BJP sources said the central argument of the document would revolve around making India prosperous and strong to resolve the conflicts, which the Atal Bihari Vajpayee government inherited from the successive Congress governments.

But what appears to be significant is that the document will elaborate the development agenda in the context of the Rashtriya Swayamsevak Sangh philosophy, which has been advocating the political theme of robust nationalism-- a term often equated with the Hindutva by Deputy Prime Minister L K Advani.

The draft is learnt to have amply borrowed from the Marxist reasoning to advance their case of building a strong nation to put an end to all conflicts by ushering in an era of prosperity and equitable distribution of wealth.

That the vision document 2004 assumes significance for the BJP is evident by the fact all crucial ministries and the Planning Commission have given their inputs for the draft.

According to sources, even Prime Minister Atal Bihari Vajpayee's speech writer and a senior PMO official Sudheendra Kulkarni has contributed to see that the draft conforms to the Sangh Parivar's ideological underpinnings.

That the vision document will refer to the core issues of the Hindutva like Ayodhya, uniform civil code and Article 370 -- in the context of conflict-management skills of the government -- will be an illustration of balancing acts by the authors.

But there appears a fair scope of a critical review of the BJP's vision 2004 by the RSS at its three-day meeting, starting on March 12 in Jaipur.

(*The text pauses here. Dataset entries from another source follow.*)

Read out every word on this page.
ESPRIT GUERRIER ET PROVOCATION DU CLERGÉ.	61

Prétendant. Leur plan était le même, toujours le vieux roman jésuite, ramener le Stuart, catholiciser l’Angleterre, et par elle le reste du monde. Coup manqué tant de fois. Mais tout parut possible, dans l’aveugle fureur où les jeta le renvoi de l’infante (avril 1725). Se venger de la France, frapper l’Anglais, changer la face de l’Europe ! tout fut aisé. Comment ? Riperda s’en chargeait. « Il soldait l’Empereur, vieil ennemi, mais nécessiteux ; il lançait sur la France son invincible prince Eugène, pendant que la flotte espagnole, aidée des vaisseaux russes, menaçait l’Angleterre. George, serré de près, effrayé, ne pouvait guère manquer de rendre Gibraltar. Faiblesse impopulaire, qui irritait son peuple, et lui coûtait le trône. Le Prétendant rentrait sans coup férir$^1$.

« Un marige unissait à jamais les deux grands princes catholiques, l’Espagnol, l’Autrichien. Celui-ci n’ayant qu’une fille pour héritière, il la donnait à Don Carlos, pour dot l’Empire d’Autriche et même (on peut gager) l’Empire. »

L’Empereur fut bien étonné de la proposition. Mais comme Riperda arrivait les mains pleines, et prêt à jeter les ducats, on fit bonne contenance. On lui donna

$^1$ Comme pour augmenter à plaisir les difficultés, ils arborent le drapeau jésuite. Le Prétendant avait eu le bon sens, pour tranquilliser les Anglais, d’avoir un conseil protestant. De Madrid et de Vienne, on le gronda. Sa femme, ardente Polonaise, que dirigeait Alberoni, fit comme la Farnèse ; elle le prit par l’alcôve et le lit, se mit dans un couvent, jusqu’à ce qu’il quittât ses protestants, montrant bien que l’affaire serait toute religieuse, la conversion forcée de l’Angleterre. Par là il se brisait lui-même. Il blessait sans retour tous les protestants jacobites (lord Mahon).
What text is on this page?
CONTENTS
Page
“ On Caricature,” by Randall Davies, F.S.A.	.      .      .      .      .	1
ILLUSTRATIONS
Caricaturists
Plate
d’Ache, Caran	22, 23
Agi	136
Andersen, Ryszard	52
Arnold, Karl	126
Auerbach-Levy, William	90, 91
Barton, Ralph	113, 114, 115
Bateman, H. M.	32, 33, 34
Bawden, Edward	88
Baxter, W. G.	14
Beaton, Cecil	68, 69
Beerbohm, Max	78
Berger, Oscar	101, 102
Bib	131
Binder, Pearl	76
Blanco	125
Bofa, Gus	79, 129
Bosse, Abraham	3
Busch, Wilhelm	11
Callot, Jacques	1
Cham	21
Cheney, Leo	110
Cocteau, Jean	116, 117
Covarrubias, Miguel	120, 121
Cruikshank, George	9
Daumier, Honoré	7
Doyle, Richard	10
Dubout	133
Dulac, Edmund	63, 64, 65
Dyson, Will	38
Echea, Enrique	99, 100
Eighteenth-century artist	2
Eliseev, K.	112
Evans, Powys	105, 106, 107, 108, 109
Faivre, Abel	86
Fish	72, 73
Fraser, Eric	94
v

Though the vision 2004 was expected to make a clever attempt to merge the concept of robust nationalism with the market economy, the RSS leadership had been sceptic about the Vajpayee government's model of development and liberalisation, RSS sources said.

That the differences on economic issues were persisting in the Sangh Parivar became evident by the manner in which the RSS leadership made it clear that it would interfere on broad economic issues, which did not conform to the Sangh's idea of economic nationalism, a senior RSS leader said.

Apparently, the vision document is expected to trigger an ideological debate within the Parivar on the eve of elections.